5.1 Termination of Consulting Agreement. If the Optionee's status as a
--------------------------------------
Consultant is terminated at any time after the grant of the Option for any
reason, then any vested options shall terminate on the expiration date otherwise
provided in this Agreement. Any nonvested options shall terminate
immediately upon the effective date of termination of the Consulting Agreement;
provided, however, that nonvested options shall vest and terminate as otherwise
provided in this Agreement if Optionee's status as a Consultant is terminated
due to Optionee's death or disability.
6. TRANSFERABILITY.
The Optionee may transfer vested options in whole or in part, subject to
the consent of the Company, which shall not be unreasonably withheld, delayed or
conditioned; provided, however, that the Optionee shall, in the case of each
such transfer, provide the Company with an opinion of counsel reasonably
First Amended and Restated Stock Option Agreement,
Xxxxx Xxxxxx - Page 4
acceptable to the Company (both as to substance and the competence of counsel)
that such transfer may be accomplished in accordance with all applicable
securities laws. Any transferee shall execute a writing in form and substance
satisfactory to the Company and its counsel agreeing to be bound by the terms of
this Agreement.
7. RESTRICTIONS ON THE OPTIONS; RESTRICTIONS ON THE SHARES.

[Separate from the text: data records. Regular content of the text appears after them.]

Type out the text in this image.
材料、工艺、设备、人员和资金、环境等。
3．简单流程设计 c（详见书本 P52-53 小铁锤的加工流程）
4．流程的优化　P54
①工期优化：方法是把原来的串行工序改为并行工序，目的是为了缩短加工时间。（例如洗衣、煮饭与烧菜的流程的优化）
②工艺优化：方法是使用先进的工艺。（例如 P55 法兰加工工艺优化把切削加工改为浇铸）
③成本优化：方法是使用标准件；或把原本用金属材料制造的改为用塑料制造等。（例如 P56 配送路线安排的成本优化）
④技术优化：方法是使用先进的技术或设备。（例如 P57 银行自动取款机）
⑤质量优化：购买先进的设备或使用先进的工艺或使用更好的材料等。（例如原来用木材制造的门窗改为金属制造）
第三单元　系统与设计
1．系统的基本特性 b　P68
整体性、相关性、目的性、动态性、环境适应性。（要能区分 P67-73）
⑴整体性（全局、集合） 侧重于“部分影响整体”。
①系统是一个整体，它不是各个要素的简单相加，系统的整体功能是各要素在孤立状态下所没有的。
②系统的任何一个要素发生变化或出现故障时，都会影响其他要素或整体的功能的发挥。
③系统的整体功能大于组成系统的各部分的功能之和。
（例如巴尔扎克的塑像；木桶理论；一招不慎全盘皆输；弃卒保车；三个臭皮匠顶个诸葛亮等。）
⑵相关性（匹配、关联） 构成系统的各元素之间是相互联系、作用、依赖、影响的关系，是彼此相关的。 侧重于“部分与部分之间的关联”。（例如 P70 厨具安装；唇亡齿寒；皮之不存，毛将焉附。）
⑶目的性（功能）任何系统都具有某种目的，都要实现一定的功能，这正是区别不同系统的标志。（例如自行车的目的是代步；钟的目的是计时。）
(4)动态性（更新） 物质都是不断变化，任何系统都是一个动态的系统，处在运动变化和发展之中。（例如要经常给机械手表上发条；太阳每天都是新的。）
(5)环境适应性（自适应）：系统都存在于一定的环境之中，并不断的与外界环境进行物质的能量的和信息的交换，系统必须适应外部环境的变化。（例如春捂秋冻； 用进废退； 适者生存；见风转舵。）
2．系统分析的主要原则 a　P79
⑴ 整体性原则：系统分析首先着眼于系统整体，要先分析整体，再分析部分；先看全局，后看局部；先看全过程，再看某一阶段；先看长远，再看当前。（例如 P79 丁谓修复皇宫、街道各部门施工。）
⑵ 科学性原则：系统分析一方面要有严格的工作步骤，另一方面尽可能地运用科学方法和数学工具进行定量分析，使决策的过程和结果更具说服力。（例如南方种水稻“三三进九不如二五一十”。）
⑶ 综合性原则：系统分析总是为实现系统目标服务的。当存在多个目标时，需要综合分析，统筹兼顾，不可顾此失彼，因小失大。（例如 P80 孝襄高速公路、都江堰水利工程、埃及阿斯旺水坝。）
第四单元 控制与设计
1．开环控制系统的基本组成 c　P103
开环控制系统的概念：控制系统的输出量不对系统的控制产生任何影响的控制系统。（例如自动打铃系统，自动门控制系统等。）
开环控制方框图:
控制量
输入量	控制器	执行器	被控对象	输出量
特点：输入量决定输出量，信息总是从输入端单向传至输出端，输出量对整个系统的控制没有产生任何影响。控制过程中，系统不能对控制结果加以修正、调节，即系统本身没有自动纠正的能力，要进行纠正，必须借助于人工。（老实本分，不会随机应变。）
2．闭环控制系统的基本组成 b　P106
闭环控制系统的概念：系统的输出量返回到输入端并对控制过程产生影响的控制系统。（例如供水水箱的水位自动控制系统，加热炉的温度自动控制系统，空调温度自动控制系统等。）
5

The Option, whether owned by the Optionee or his transferee, may not be
exercised at any time unless, in the opinion of counsel for the Company, the
issuance and sale of the Shares issued upon such exercise is exempt from
registration under the Securities Act of 1933, as amended, or any other
applicable federal or state securities law, rule or regulation, or the Shares
have been duly registered under such laws. Except as otherwise agreed in
writing, the Company shall not be required to register the Shares issuable upon
the exercise of the Option under any such laws. Unless the Shares have been
registered under all applicable laws, the Optionee (or his transferee, as the
case may be) shall represent, warrant and agree, as a condition to the exercise
of the Option, that the Shares are being purchased for investment only and
without a view to any sale or distribution of such Shares and that such Shares
shall not be transferred or disposed of in any manner without registration under
such laws, unless it is the opinion of counsel for the Company that such a
disposition is exempt from such registration. The Optionee (or his transferee,
as the case may be) acknowledges that an appropriate legend, in such form as the
Company shall determine, giving notice of the foregoing restrictions shall
appear conspicuously on all certificates evidencing the Shares issued upon the
exercise of the Option. The Company may, in its sole discretion, place a "Blue
Sky" legend on the certificates in accordance with U.S. state securities laws or
as required by applicable securities laws.
8. NO RIGHT TO CONTINUED STATUS AS CONSULTANT.
Nothing in this Agreement shall be interpreted or construed to confer upon
the Optionee any right with respect to continuance as a Consultant for the
Company or any Parent or Subsidiary, nor shall this Agreement interfere in any
way with the right of the Company or a Parent or Subsidiary to terminate the
Optionee's status as a Consultant at any time.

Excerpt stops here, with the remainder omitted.